Всю войну он мечтал об одном: - увидеть, дочку, которая родилась в январе сорок второго. А так, как на фронт его теплушка увезла в октябре сорок первого, то ожидаемое событие, рождение наследницы, прошло без него. В письмах с фронта, он расспрашивал, какая она его Валечка, что говорит, как говорит. Просил прислать фотографию дочки. И начинал он каждое письмо о ней и заканчивал обязательным приветом ей же. Всю войну, он мечтал только об одном, хоть раз в жизни прижать дочку, поносит её на руках.
В мае сорок пятого, все ждали, когда же по домам. Война кончилась. Поговаривали, что перебросят на восток, но как, то не верилось. А автобат до глубокой осени сорок пятого, вывозил оборудование с германских заводов. Порфирий писал жене в Омск, что по слухам их должны отпустить домой к декабрю, и он очень надеется, что новый одна тысяча девятьсот сорок шестой год они встретят вместе. Автобат квартировался рядом с небольшим немецким городком Эйтин, который почти не пострадал во время войны.
Свободное время Порфирий, как человек хозяйственный и семейный проводил на местной толкучке, где выменивал, консервы, хлеб, на разные ,, немецкие штучки,, Подарки уже были подобраны и жене, и бате с мамою. Пара платишек, немецких, красивых лежали для его малышки, да отрезы шикарной материи, трех видов уже так же обрели законное место в чемодане Порфирия. Туфельки, опять же дочке. На вырост, правда, беленькие, кожаные, с бантиком на носочке. Порфирий и не знал, что такие бывают.
Однажды, проезжая на своей полуторке мимо небольшой деревушки, он увидел, как немецкая девчонка, лет десяти, одетая в плисовую серую юбочку, нарядную сиреневую вязанную кофточку, по синему льду замерзшего пруда каталась, на коньках. И хоть ему надо было срочно в часть, он остановился полюбоваться неожиданным представлением. Какие пируэты, она проделывала, как восхитительно она катилась, то на одном коньке, то на другом. Без видимых усилий, юная фигуристка, вертелась юлой, каталась легко и изящно. Порфирий размечтался, что его доченька обязательно, должна, так же, как эта немецкая девчонка, виртуозно научиться кататься на коньках.
Но сколько гвардии младший сержант не искал, ботиночки с коньками, ему не попадались.

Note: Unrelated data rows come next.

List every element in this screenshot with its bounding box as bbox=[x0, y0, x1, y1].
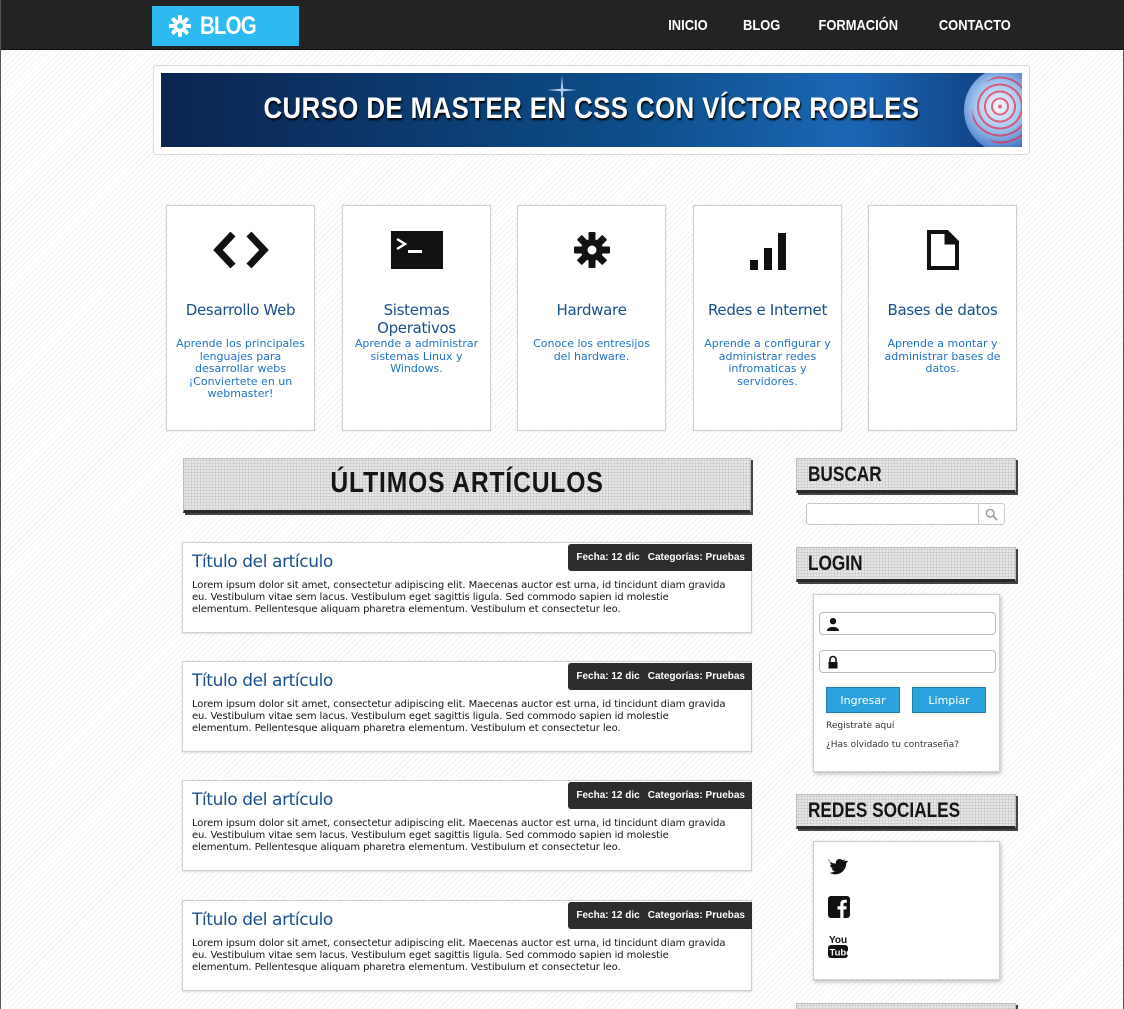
next-section-heading bbox=[796, 1003, 1016, 1009]
forgot-password-link[interactable]: ¿Has olvidado tu contraseña? bbox=[826, 740, 959, 750]
top-bar: BLOG INICIO BLOG FORMACIÓN CONTACTO bbox=[1, 0, 1124, 50]
category-card-redes[interactable]: Redes e Internet Aprende a configurar y … bbox=[693, 205, 842, 431]
search-box bbox=[806, 503, 1005, 525]
article-excerpt: Lorem ipsum dolor sit amet, consectetur … bbox=[192, 818, 726, 853]
section-title: BUSCAR bbox=[808, 463, 882, 486]
banner-frame: CURSO DE MASTER EN CSS CON VÍCTOR ROBLES bbox=[153, 65, 1030, 155]
course-banner[interactable]: CURSO DE MASTER EN CSS CON VÍCTOR ROBLES bbox=[161, 73, 1022, 147]
code-icon bbox=[167, 228, 314, 272]
date-label: Fecha: bbox=[576, 910, 609, 921]
article-card: Título del artículo Fecha: 12 dic Catego… bbox=[182, 542, 752, 633]
category-card-desarrollo-web[interactable]: Desarrollo Web Aprende los principales l… bbox=[166, 205, 315, 431]
twitter-icon[interactable] bbox=[827, 856, 851, 880]
article-title[interactable]: Título del artículo bbox=[192, 552, 333, 572]
nav-formacion[interactable]: FORMACIÓN bbox=[818, 17, 898, 34]
terminal-icon bbox=[343, 228, 490, 272]
category-title: Sistemas Operativos bbox=[377, 301, 456, 337]
section-title: ÚLTIMOS ARTÍCULOS bbox=[330, 467, 604, 499]
username-input[interactable] bbox=[844, 615, 992, 632]
category-label: Categorías: bbox=[647, 910, 703, 921]
facebook-icon[interactable] bbox=[827, 895, 851, 919]
search-button[interactable] bbox=[978, 504, 1004, 524]
username-field bbox=[819, 612, 996, 635]
category-title: Hardware bbox=[556, 301, 627, 319]
category-title: Bases de datos bbox=[887, 301, 998, 319]
nav-blog[interactable]: BLOG bbox=[743, 17, 780, 34]
category-label: Categorías: bbox=[647, 552, 703, 563]
article-title[interactable]: Título del artículo bbox=[192, 671, 333, 691]
banner-title: CURSO DE MASTER EN CSS CON VÍCTOR ROBLES bbox=[263, 92, 920, 125]
category-card-bases-de-datos[interactable]: Bases de datos Aprende a montar y admini… bbox=[868, 205, 1017, 431]
article-date: 12 dic bbox=[611, 671, 640, 682]
article-card: Título del artículo Fecha: 12 dic Catego… bbox=[182, 900, 752, 991]
social-heading: REDES SOCIALES bbox=[796, 794, 1016, 829]
nav-inicio[interactable]: INICIO bbox=[668, 17, 707, 34]
search-icon bbox=[985, 508, 998, 521]
site-logo[interactable]: BLOG bbox=[152, 6, 299, 46]
search-heading: BUSCAR bbox=[796, 458, 1016, 493]
date-label: Fecha: bbox=[576, 671, 609, 682]
logo-text: BLOG bbox=[200, 11, 257, 40]
article-excerpt: Lorem ipsum dolor sit amet, consectetur … bbox=[192, 938, 726, 973]
article-category: Pruebas bbox=[705, 552, 745, 563]
lock-icon bbox=[828, 655, 838, 669]
category-description: Conoce los entresijos del hardware. bbox=[533, 337, 650, 363]
category-title: Redes e Internet bbox=[707, 301, 828, 319]
search-input[interactable] bbox=[808, 505, 979, 523]
password-input[interactable] bbox=[844, 653, 992, 670]
article-title[interactable]: Título del artículo bbox=[192, 910, 333, 930]
article-category: Pruebas bbox=[705, 790, 745, 801]
password-field bbox=[819, 650, 996, 673]
category-card-sistemas-operativos[interactable]: Sistemas Operativos Aprende a administra… bbox=[342, 205, 491, 431]
article-meta: Fecha: 12 dic Categorías: Pruebas bbox=[568, 663, 752, 690]
gear-icon bbox=[518, 228, 665, 272]
category-label: Categorías: bbox=[647, 790, 703, 801]
article-excerpt: Lorem ipsum dolor sit amet, consectetur … bbox=[192, 580, 726, 615]
article-card: Título del artículo Fecha: 12 dic Catego… bbox=[182, 661, 752, 752]
login-clear-button[interactable]: Limpiar bbox=[912, 687, 986, 713]
article-meta: Fecha: 12 dic Categorías: Pruebas bbox=[568, 782, 752, 809]
login-heading: LOGIN bbox=[796, 547, 1016, 582]
category-description: Aprende los principales lenguajes para d… bbox=[176, 337, 305, 400]
user-icon bbox=[827, 618, 839, 631]
category-title: Desarrollo Web bbox=[185, 301, 296, 319]
category-description: Aprende a configurar y administrar redes… bbox=[704, 337, 831, 388]
article-category: Pruebas bbox=[705, 910, 745, 921]
latest-articles-heading: ÚLTIMOS ARTÍCULOS bbox=[183, 458, 751, 513]
article-date: 12 dic bbox=[611, 790, 640, 801]
signal-bars-icon bbox=[694, 228, 841, 272]
main-nav: INICIO BLOG FORMACIÓN CONTACTO bbox=[636, 0, 1017, 50]
register-link[interactable]: Registrate aquí bbox=[826, 721, 894, 731]
gear-icon bbox=[168, 14, 192, 38]
article-date: 12 dic bbox=[611, 910, 640, 921]
youtube-icon[interactable]: You Tube bbox=[827, 934, 852, 959]
login-panel: Ingresar Limpiar Registrate aquí ¿Has ol… bbox=[813, 594, 1000, 772]
category-description: Aprende a administrar sistemas Linux y W… bbox=[354, 337, 479, 375]
social-panel: You Tube bbox=[813, 841, 1000, 980]
category-label: Categorías: bbox=[647, 671, 703, 682]
article-category: Pruebas bbox=[705, 671, 745, 682]
section-title: LOGIN bbox=[808, 552, 863, 575]
document-icon bbox=[869, 228, 1016, 272]
article-date: 12 dic bbox=[611, 552, 640, 563]
article-meta: Fecha: 12 dic Categorías: Pruebas bbox=[568, 544, 752, 571]
article-meta: Fecha: 12 dic Categorías: Pruebas bbox=[568, 902, 752, 929]
category-card-hardware[interactable]: Hardware Conoce los entresijos del hardw… bbox=[517, 205, 666, 431]
article-title[interactable]: Título del artículo bbox=[192, 790, 333, 810]
ornament-ball-icon bbox=[964, 73, 1022, 147]
article-excerpt: Lorem ipsum dolor sit amet, consectetur … bbox=[192, 699, 726, 734]
svg-text:You: You bbox=[829, 935, 847, 946]
date-label: Fecha: bbox=[576, 552, 609, 563]
date-label: Fecha: bbox=[576, 790, 609, 801]
svg-text:Tube: Tube bbox=[830, 948, 852, 959]
article-card: Título del artículo Fecha: 12 dic Catego… bbox=[182, 780, 752, 871]
section-title: REDES SOCIALES bbox=[808, 799, 961, 822]
login-submit-button[interactable]: Ingresar bbox=[826, 687, 900, 713]
category-description: Aprende a montar y administrar bases de … bbox=[884, 337, 1001, 375]
nav-contacto[interactable]: CONTACTO bbox=[939, 17, 1011, 34]
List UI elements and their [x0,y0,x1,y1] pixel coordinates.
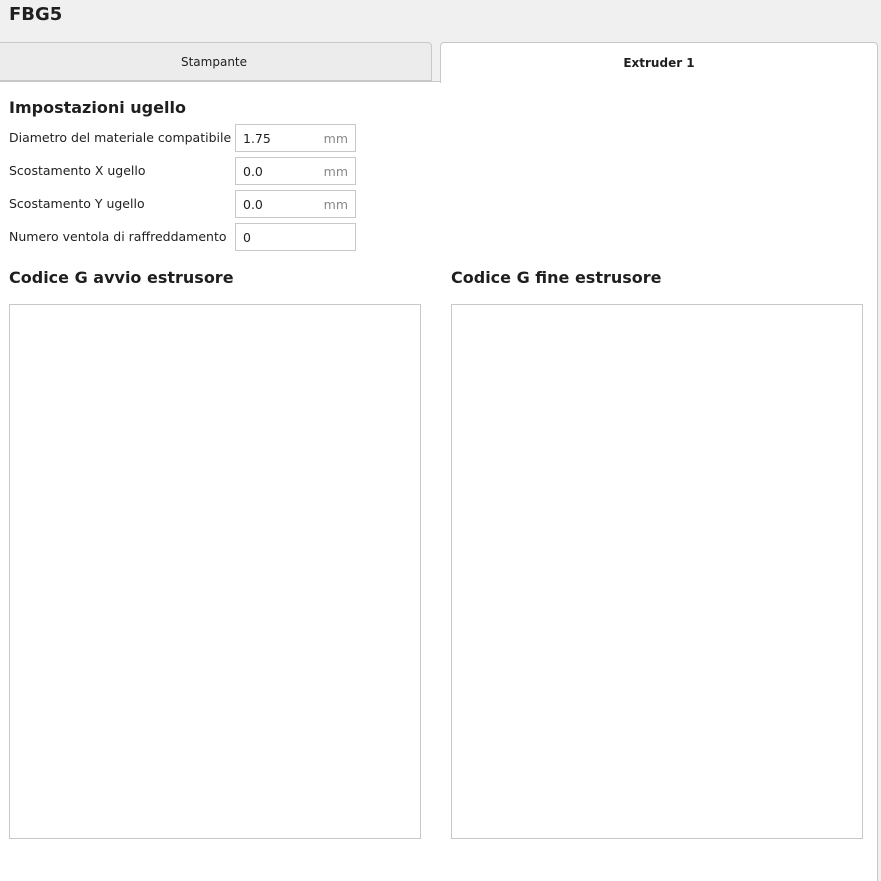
material-diameter-label: Diametro del materiale compatibile [9,130,232,145]
field-value: 0.0 [243,197,263,212]
machine-title: FBG5 [9,4,63,25]
field-unit: mm [323,197,348,212]
field-value: 0.0 [243,164,263,179]
nozzle-offset-y-input[interactable]: 0.0 mm [235,190,356,218]
cooling-fan-number-label: Numero ventola di raffreddamento [9,229,227,244]
field-value: 0 [243,230,251,245]
tab-label: Stampante [180,54,248,69]
field-unit: mm [323,131,348,146]
cooling-fan-number-input[interactable]: 0 [235,223,356,251]
nozzle-offset-y-label: Scostamento Y ugello [9,196,145,211]
nozzle-offset-x-label: Scostamento X ugello [9,163,146,178]
nozzle-settings-heading: Impostazioni ugello [9,98,186,117]
end-gcode-textarea[interactable] [451,304,863,839]
field-unit: mm [323,164,348,179]
tab-extruder-1[interactable]: Extruder 1 [440,42,878,83]
start-gcode-textarea[interactable] [9,304,421,839]
tab-stampante[interactable]: Stampante [0,42,432,81]
nozzle-offset-x-input[interactable]: 0.0 mm [235,157,356,185]
field-value: 1.75 [243,131,271,146]
tab-label: Extruder 1 [623,56,695,70]
material-diameter-input[interactable]: 1.75 mm [235,124,356,152]
start-gcode-heading: Codice G avvio estrusore [9,268,234,287]
end-gcode-heading: Codice G fine estrusore [451,268,662,287]
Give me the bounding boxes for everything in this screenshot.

Время от времени, гвардии младший сержант извлекал все подарки из фанерного чемодана: - какие для жены, какие для дочки, какие для мамаши с папашей. Бережно раскладывал их перед собой: бате - немецкие сигареты в серебряном портсигаре. Порфирий с опаской доставал одну из них, осторожно подносил к носу и с наслаждение вдыхал заграничный аромат. От терпкого, сказочного запаха, кружило голову. Потом Порфирий аккуратненько закрывал портсигар, прислушиваясь, как мелодично захлопывалась инкрустированная крышка. Всегда при этом представляя, как это будет делать отец, в окружении своих заводских дружков. Как те будут качать восхищенно головами от воистину царского подарка Перки.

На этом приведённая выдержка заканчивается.